Blowing Rock, NC asked in Intellectual Property and Trademark for North Carolina

Q: Can I use a theme from something that's trademarked if I'm using it in a completely different field/context?

I'm writing software that's named something similar to, but different from, "Jiffy" (the popcorn). I'd like to use an cartoon version of popcorn popping in a tin bubble for a stylistic effect as a logo. The software has nothing to do with food (popcorn or otherwise). It's just playing on the speed of popcorn popping. Is the use of the image combined with a name that's similar allowed given the context / field is completely different from the food world where Jiffy has some significance and is trademarked?

1 Lawyer Answer
Will Blackton
Will Blackton
  • Raleigh, NC
  • Licensed in North Carolina

A: The key question is: will this cause consumer confusion?

This is a question that can only be answered by a judge, but an attorney can assist you. I am not your attorney, and this incredibly fact-specific question would require careful examination of facts outside of what is contained in your posted question. As such, you should not rely on anything stated below as legal advice.

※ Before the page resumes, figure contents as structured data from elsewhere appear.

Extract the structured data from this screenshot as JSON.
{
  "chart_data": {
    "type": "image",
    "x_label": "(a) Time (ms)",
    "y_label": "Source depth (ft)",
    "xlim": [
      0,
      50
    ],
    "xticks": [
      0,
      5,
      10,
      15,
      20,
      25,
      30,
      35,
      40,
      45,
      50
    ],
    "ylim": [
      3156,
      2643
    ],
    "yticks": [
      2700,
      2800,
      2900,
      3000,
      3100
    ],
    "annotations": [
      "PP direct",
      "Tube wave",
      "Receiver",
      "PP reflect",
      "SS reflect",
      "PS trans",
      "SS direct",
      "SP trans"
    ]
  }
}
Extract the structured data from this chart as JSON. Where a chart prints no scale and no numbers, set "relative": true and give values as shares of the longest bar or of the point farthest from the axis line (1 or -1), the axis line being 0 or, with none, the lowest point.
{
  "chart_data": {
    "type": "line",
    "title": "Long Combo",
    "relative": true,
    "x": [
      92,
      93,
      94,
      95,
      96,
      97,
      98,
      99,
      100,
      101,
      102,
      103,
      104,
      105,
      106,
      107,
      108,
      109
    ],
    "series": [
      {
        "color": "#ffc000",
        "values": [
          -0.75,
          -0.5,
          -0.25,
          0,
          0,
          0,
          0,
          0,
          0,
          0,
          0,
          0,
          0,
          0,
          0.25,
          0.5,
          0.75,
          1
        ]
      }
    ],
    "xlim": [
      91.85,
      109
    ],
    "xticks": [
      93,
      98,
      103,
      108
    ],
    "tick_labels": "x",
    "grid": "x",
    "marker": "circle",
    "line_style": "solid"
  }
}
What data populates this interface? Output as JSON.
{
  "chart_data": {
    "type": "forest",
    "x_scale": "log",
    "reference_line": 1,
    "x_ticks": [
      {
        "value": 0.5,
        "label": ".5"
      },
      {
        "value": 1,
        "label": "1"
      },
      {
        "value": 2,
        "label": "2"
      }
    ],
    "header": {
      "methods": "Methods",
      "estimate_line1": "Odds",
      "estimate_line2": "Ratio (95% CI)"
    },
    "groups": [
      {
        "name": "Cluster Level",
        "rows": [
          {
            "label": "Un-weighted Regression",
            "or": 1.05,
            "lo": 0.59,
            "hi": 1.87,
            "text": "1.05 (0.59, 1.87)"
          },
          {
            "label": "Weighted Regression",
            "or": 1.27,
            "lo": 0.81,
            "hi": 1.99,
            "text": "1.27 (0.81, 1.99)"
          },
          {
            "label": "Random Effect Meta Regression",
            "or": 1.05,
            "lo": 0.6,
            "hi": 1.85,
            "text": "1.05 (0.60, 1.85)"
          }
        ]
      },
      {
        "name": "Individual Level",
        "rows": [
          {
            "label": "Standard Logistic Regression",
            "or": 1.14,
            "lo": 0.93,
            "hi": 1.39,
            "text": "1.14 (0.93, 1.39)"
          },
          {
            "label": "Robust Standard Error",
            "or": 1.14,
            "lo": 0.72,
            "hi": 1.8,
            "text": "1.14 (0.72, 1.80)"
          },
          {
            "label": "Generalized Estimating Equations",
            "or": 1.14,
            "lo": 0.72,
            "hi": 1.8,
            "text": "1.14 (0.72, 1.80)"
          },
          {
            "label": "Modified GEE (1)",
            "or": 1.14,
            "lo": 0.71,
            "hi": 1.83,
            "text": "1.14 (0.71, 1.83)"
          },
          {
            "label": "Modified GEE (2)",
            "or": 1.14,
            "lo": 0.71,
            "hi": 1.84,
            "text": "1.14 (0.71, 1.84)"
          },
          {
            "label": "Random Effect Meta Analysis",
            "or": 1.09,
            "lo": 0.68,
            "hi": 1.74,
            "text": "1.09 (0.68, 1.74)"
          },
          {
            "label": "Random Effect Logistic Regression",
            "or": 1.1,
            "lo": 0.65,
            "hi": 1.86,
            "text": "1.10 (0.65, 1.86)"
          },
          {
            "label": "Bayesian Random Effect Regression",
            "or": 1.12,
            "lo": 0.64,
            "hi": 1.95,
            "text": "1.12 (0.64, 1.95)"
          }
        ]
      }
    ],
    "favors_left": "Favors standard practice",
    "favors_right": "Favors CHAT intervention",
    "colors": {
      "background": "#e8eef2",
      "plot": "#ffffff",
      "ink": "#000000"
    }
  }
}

Is it likely or possible that a consumer will believe that your product is associated or endorsed by the established trademark holder?

Using the name alone, in a totally unrelated field, is less likely to cause consumer confusion. Using an image or logo associated with the dominant trademark holder is much more likely to cause confusion, even in a totally unrelated field.

If you're adamant about using the name and logo, you could seek written permission from Jiffy.